Monday, June 16, 2008

The Birth of Rice A Roni

Nikki sat down next to this story at an NPR event where we played our Hidden Kitchen episode "The Birth of the Frito," about the origin of the iconic corn chip. At the dinner, Lois DeDemenico, 80, told Nikki that she had been part of the birth of Rice-A-Roni.

Lois began to tell a story about San Francisco in the 1940s and the convergence of a Canadian immigrant bride, an Italian-American pasta family, and a survivor of the Armenian genocide – all of which led to the creation of "The San Francisco Treat."

We followed Lois, a philanthropist and widow of Tom DeDomenico, one of the founders of Golden Grain Macaroni Co., to her home in Oakland, Calif., to chronicle this hidden kitchen.
Listen to the radio story and listen, read, and see more on our story page.

Pancake Breakfasts

I’ve been obsessed with them for years.

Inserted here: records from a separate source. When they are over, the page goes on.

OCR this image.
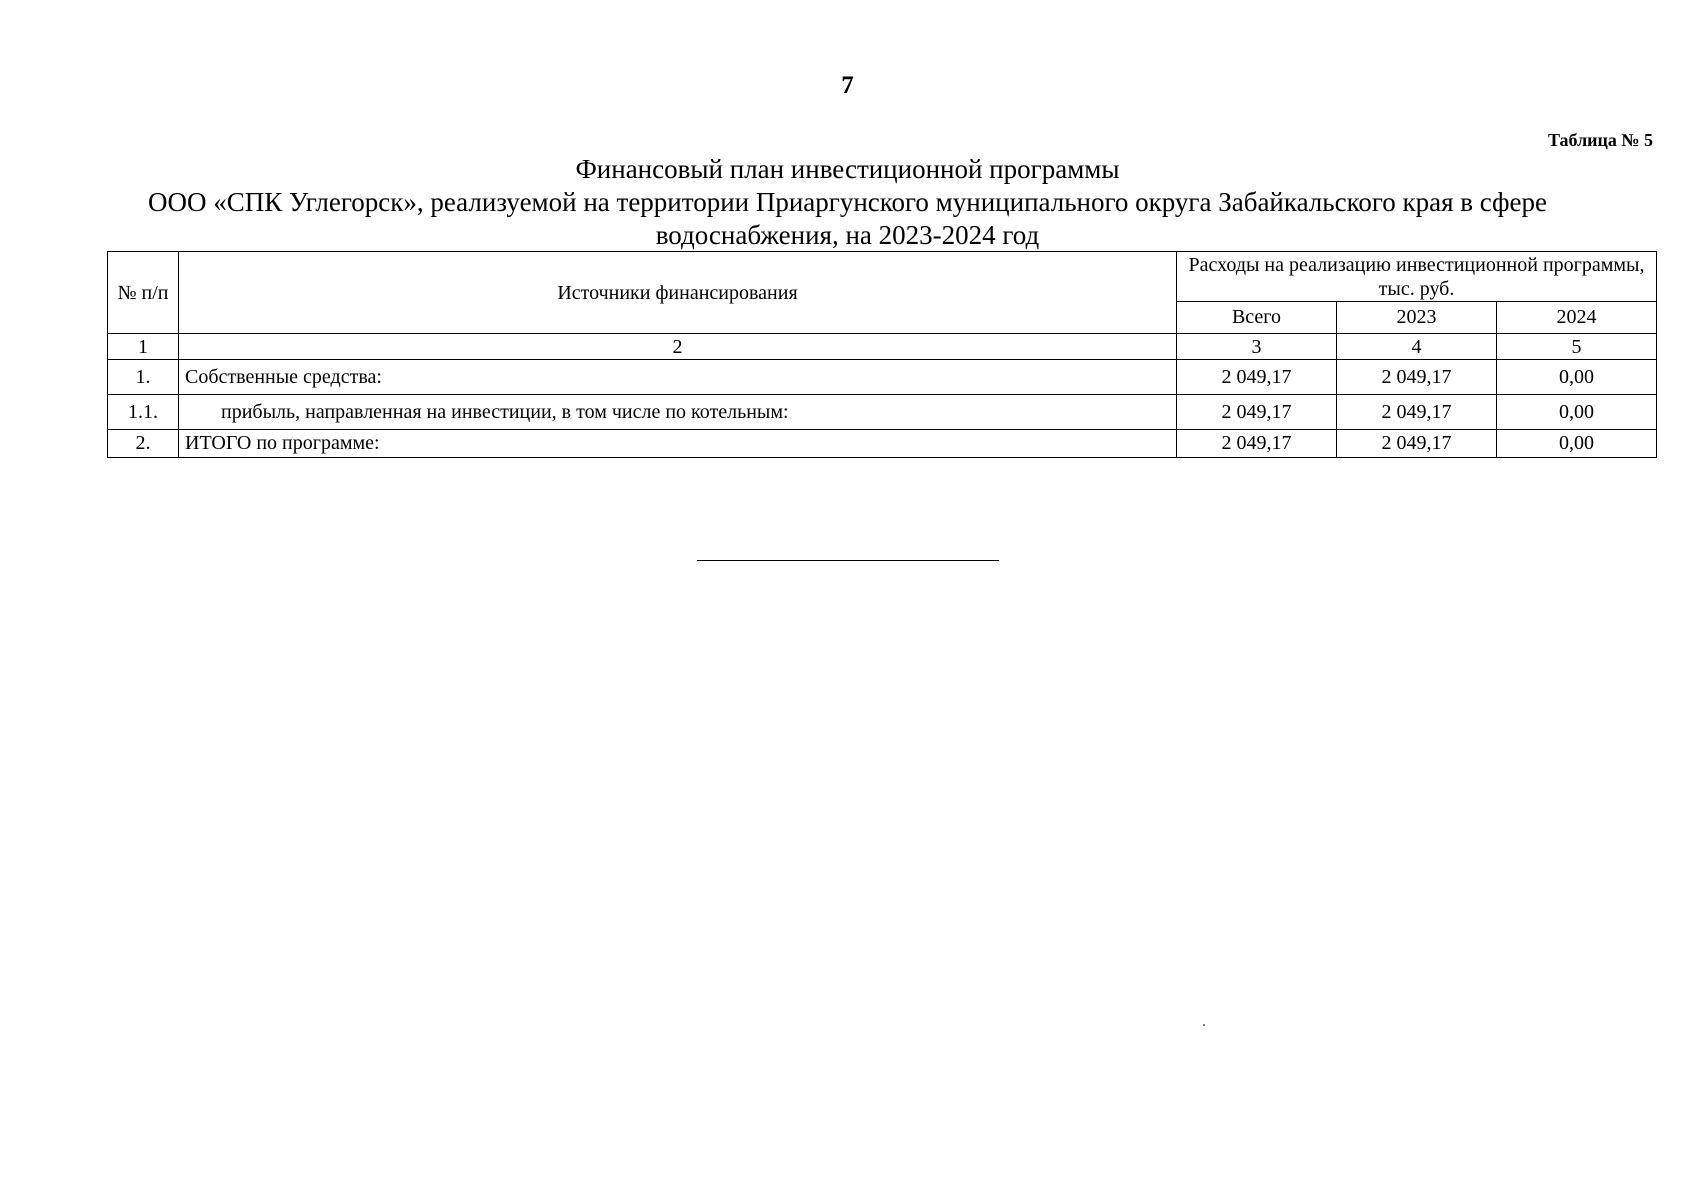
7
Таблица № 5
Финансовый план инвестиционной программы
ООО «СПК Углегорск», реализуемой на территории Приаргунского муниципального округа Забайкальского края в сфере
водоснабжения, на 2023-2024 год
№ п/п	Источники финансирования	Расходы на реализацию инвестиционной программы, тыс. руб.		
		Всего	2023	2024
1	2	3	4	5
1.	Собственные средства:	2 049,17	2 049,17	0,00
1.1.	прибыль, направленная на инвестиции, в том числе по котельным:	2 049,17	2 049,17	0,00
2.	ИТОГО по программе:	2 049,17	2 049,17	0,00
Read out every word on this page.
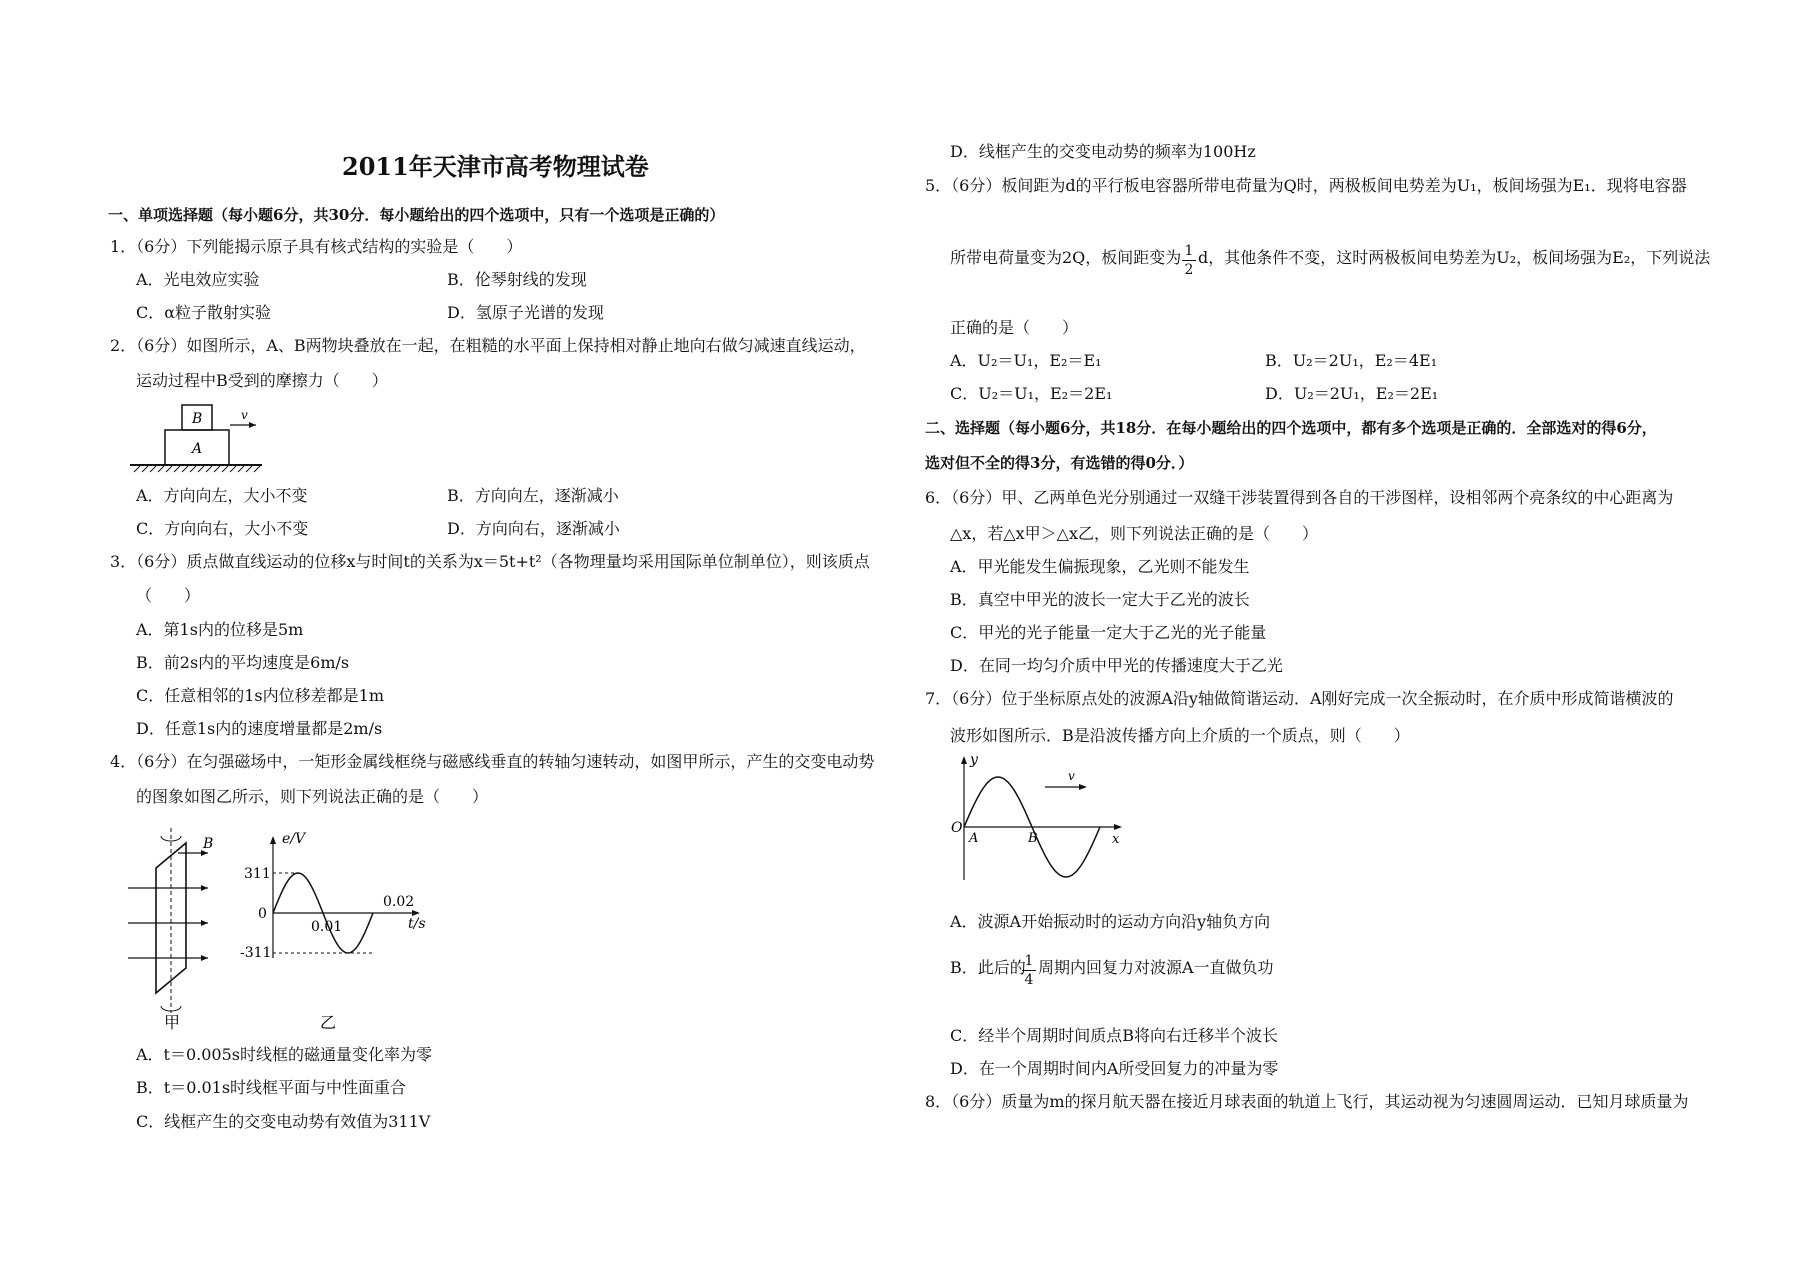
2011年天津市高考物理试卷
一、单项选择题（每小题6分，共30分．每小题给出的四个选项中，只有一个选项是正确的）
1．（6分）下列能揭示原子具有核式结构的实验是（　　）
A．光电效应实验	B．伦琴射线的发现
C．α粒子散射实验	D．氢原子光谱的发现
2．（6分）如图所示，A、B两物块叠放在一起，在粗糙的水平面上保持相对静止地向右做匀减速直线运动，
运动过程中B受到的摩擦力（　　）
B
A
v
A．方向向左，大小不变	B．方向向左，逐渐减小
C．方向向右，大小不变	D．方向向右，逐渐减小
3．（6分）质点做直线运动的位移x与时间t的关系为x＝5t+t²（各物理量均采用国际单位制单位），则该质点
（　　）
A．第1s内的位移是5m
B．前2s内的平均速度是6m/s
C．任意相邻的1s内位移差都是1m
D．任意1s内的速度增量都是2m/s
4．（6分）在匀强磁场中，一矩形金属线框绕与磁感线垂直的转轴匀速转动，如图甲所示，产生的交变电动势
的图象如图乙所示，则下列说法正确的是（　　）
B
甲
e/V
311
0
-311
0.01
0.02
t/s
乙
A．t＝0.005s时线框的磁通量变化率为零
B．t＝0.01s时线框平面与中性面重合
C．线框产生的交变电动势有效值为311V
D．线框产生的交变电动势的频率为100Hz
5．（6分）板间距为d的平行板电容器所带电荷量为Q时，两极板间电势差为U₁，板间场强为E₁．现将电容器
所带电荷量变为2Q，板间距变为 1
2
d，其他条件不变，这时两极板间电势差为U₂，板间场强为E₂，下列说法
正确的是（　　）
A．U₂＝U₁，E₂＝E₁	B．U₂＝2U₁，E₂＝4E₁
C．U₂＝U₁，E₂＝2E₁	D．U₂＝2U₁，E₂＝2E₁
二、选择题（每小题6分，共18分．在每小题给出的四个选项中，都有多个选项是正确的．全部选对的得6分，
选对但不全的得3分，有选错的得0分．）
6．（6分）甲、乙两单色光分别通过一双缝干涉装置得到各自的干涉图样，设相邻两个亮条纹的中心距离为
△x，若△x甲＞△x乙，则下列说法正确的是（　　）
A．甲光能发生偏振现象，乙光则不能发生
B．真空中甲光的波长一定大于乙光的波长
C．甲光的光子能量一定大于乙光的光子能量
D．在同一均匀介质中甲光的传播速度大于乙光
7．（6分）位于坐标原点处的波源A沿y轴做简谐运动．A刚好完成一次全振动时，在介质中形成简谐横波的
波形如图所示．B是沿波传播方向上介质的一个质点，则（　　）
v
y
O
A	B	x
A．波源A开始振动时的运动方向沿y轴负方向
B．此后的
1
4
周期内回复力对波源A一直做负功
C．经半个周期时间质点B将向右迁移半个波长
D．在一个周期时间内A所受回复力的冲量为零
8．（6分）质量为m的探月航天器在接近月球表面的轨道上飞行，其运动视为匀速圆周运动．已知月球质量为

I look for road signs during the week— especially if I’m passing through towns smaller than the one I live in. Where the firehouses of Occidental are raising their money.

It’s not the pancakes so much as the collective act of pancakes. This moment, eternal, frozen in time. Some candidate or marching band or firehouse needs the dough.

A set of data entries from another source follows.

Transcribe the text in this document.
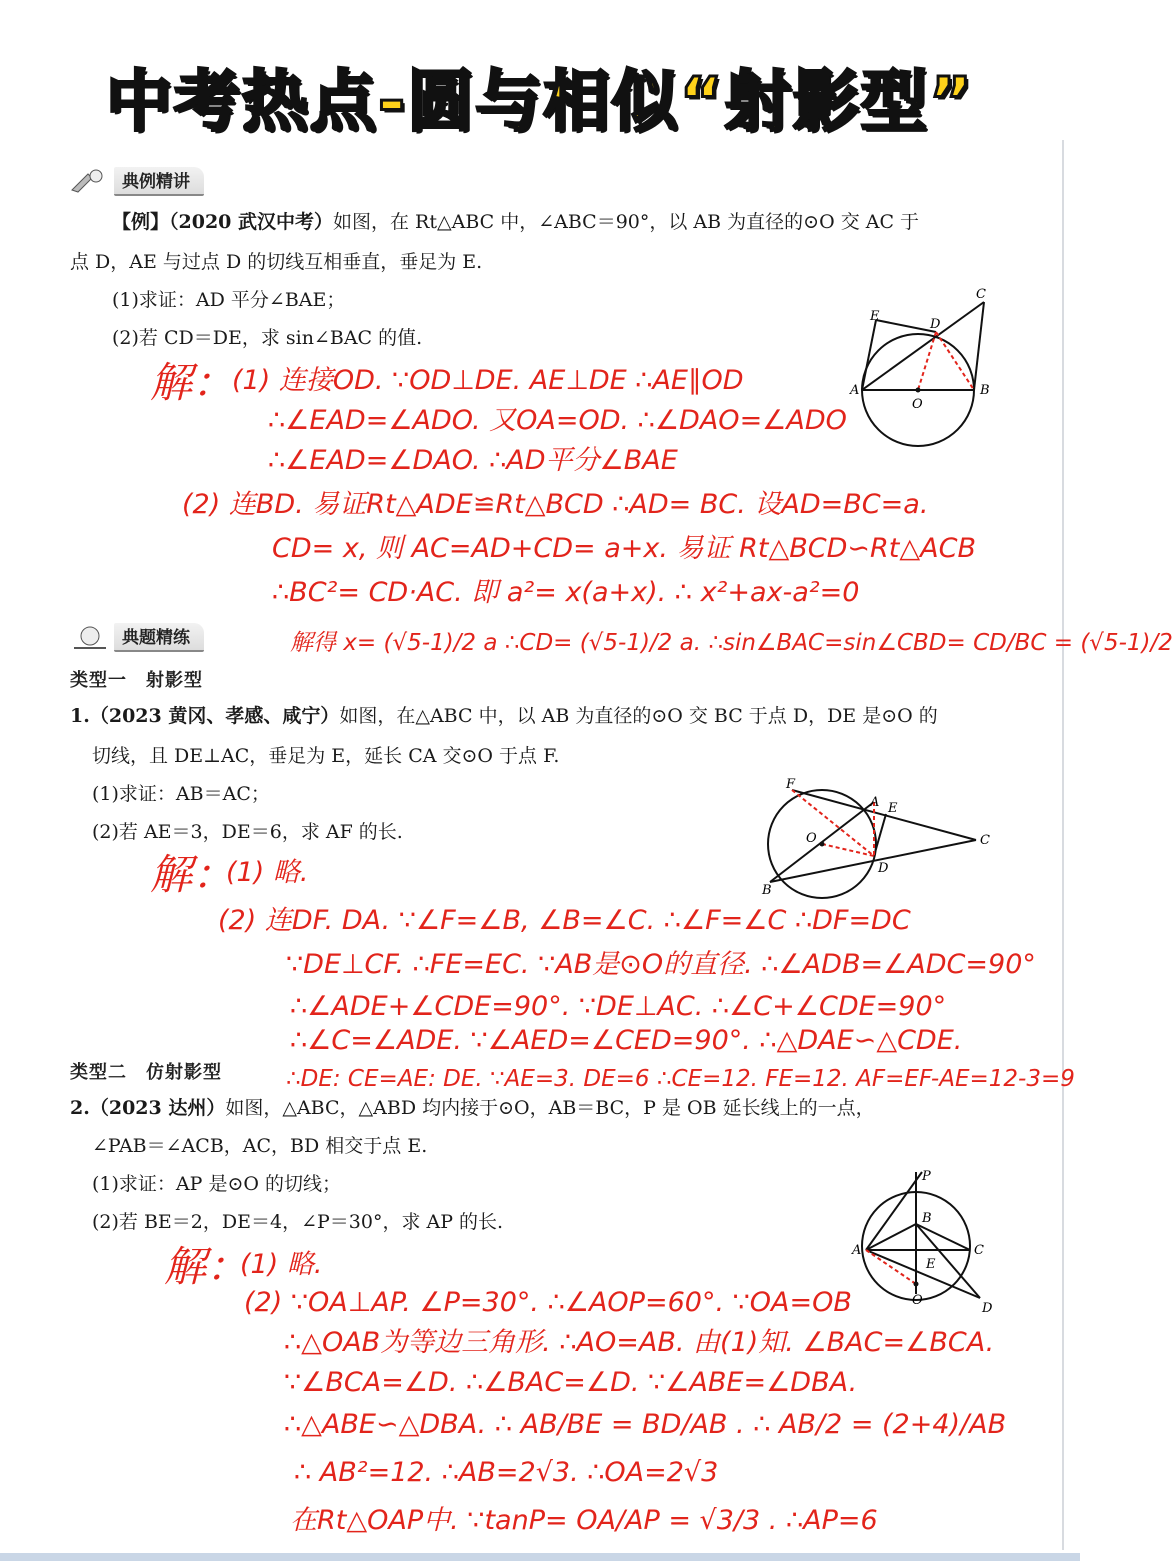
中考热点-圆与相似“射影型”
典例精讲
【例】（2020 武汉中考）如图，在 Rt△ABC 中，∠ABC＝90°，以 AB 为直径的⊙O 交 AC 于
点 D，AE 与过点 D 的切线互相垂直，垂足为 E.
(1)求证：AD 平分∠BAE；
(2)若 CD＝DE，求 sin∠BAC 的值.
E
D
C
A
O
B
解：
(1) 连接OD. ∵OD⊥DE. AE⊥DE ∴AE∥OD
∴∠EAD=∠ADO. 又OA=OD. ∴∠DAO=∠ADO
∴∠EAD=∠DAO. ∴AD平分∠BAE
(2) 连BD. 易证Rt△ADE≌Rt△BCD ∴AD= BC. 设AD=BC=a.
CD= x, 则 AC=AD+CD= a+x. 易证 Rt△BCD∽Rt△ACB
∴BC²= CD·AC. 即 a²= x(a+x). ∴ x²+ax-a²=0
解得 x= (√5-1)/2 a ∴CD= (√5-1)/2 a. ∴sin∠BAC=sin∠CBD= CD/BC = (√5-1)/2
典题精练
类型一　射影型
1.（2023 黄冈、孝感、咸宁）如图，在△ABC 中，以 AB 为直径的⊙O 交 BC 于点 D，DE 是⊙O 的
切线，且 DE⊥AC，垂足为 E，延长 CA 交⊙O 于点 F.
(1)求证：AB＝AC；
(2)若 AE＝3，DE＝6，求 AF 的长.
F
A E
O	C
D
B
解：
(1) 略.
(2) 连DF. DA. ∵∠F=∠B, ∠B=∠C. ∴∠F=∠C ∴DF=DC
∵DE⊥CF. ∴FE=EC. ∵AB是⊙O的直径. ∴∠ADB=∠ADC=90°
∴∠ADE+∠CDE=90°. ∵DE⊥AC. ∴∠C+∠CDE=90°
∴∠C=∠ADE. ∵∠AED=∠CED=90°. ∴△DAE∽△CDE.
∴DE: CE=AE: DE. ∵AE=3. DE=6 ∴CE=12. FE=12. AF=EF-AE=12-3=9
类型二　仿射影型
2.（2023 达州）如图，△ABC，△ABD 均内接于⊙O，AB＝BC，P 是 OB 延长线上的一点，
∠PAB＝∠ACB，AC，BD 相交于点 E.
(1)求证：AP 是⊙O 的切线；
(2)若 BE＝2，DE＝4，∠P＝30°，求 AP 的长.
P
B
A	C
E
O
D
解：
(1) 略.
(2) ∵OA⊥AP. ∠P=30°. ∴∠AOP=60°. ∵OA=OB
∴△OAB为等边三角形. ∴AO=AB. 由(1)知. ∠BAC=∠BCA.
∵∠BCA=∠D. ∴∠BAC=∠D. ∵∠ABE=∠DBA.
∴△ABE∽△DBA. ∴ AB/BE = BD/AB . ∴ AB/2 = (2+4)/AB
∴ AB²=12. ∴AB=2√3. ∴OA=2√3
在Rt△OAP中. ∵tanP= OA/AP = √3/3 . ∴AP=6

Pancakes seem the way to do it. The carwash fundraiser of food. Low overhead—syrup, batter, spatulas, butter, flour, grill. Long tables. Paper plates. It smells so good. So warm, cozy. So life affirming.

You’re not going to raise a million for the capital campaign. But you aren’t risking the fate of non-profit either — hiring that pricey band from and the fifties and hoping for a big sentimental turnout.

It obsessed. I note them. I imagine myself driving to work. Who I’ll meet. The grange halls and fire stations I’ll see. The causes I could support. The candidates I could catch.

Nikki and I are ever on the lookout as we travel cross-country on our sonic expeditions. Way before our quest for Hidden Kitchens began.

I think I’ve been to 3 pancake breakfasts in the last 20 years. With Pancake Breakfast, a little goes a long way. It’s a great way to launch a Sunday— pray the syrup is real maple. The pancakes made from scratch. The butter local and from a cow, not chemistry.

You takes your chances. But you’re part of something. You’re giving to somebody. You left your house and met some part of a community that needs a hand. Maybe you woke up alone and needed a place to go.

The last one we went to was in Canastota, NY. We were covering the boxing match between Laila Ali and Jacqui Frazier, the daughters of Mohammad and Joe, when they fought at a casino the Oneida Reservation in upstate New York. Listen to that story here

Sunday morning we were on our way to the Boxing Hall of Fame to meet Sugar Ray Leonard and Felix Trinidad when it appeared. Like a vision. Pancake Breakfast. Firehouse. Every boxer known to man was there. And every fireman for a hundred mile radius. Not to mention granddad and grandma from Ithaca and their grandkids.

Tall men in tall hats flipped flapjacks in an endless line and playfully traded punches. The fire engines gleamed, and so did the bacon.

We lay down the microphones, found our places in line, and ate.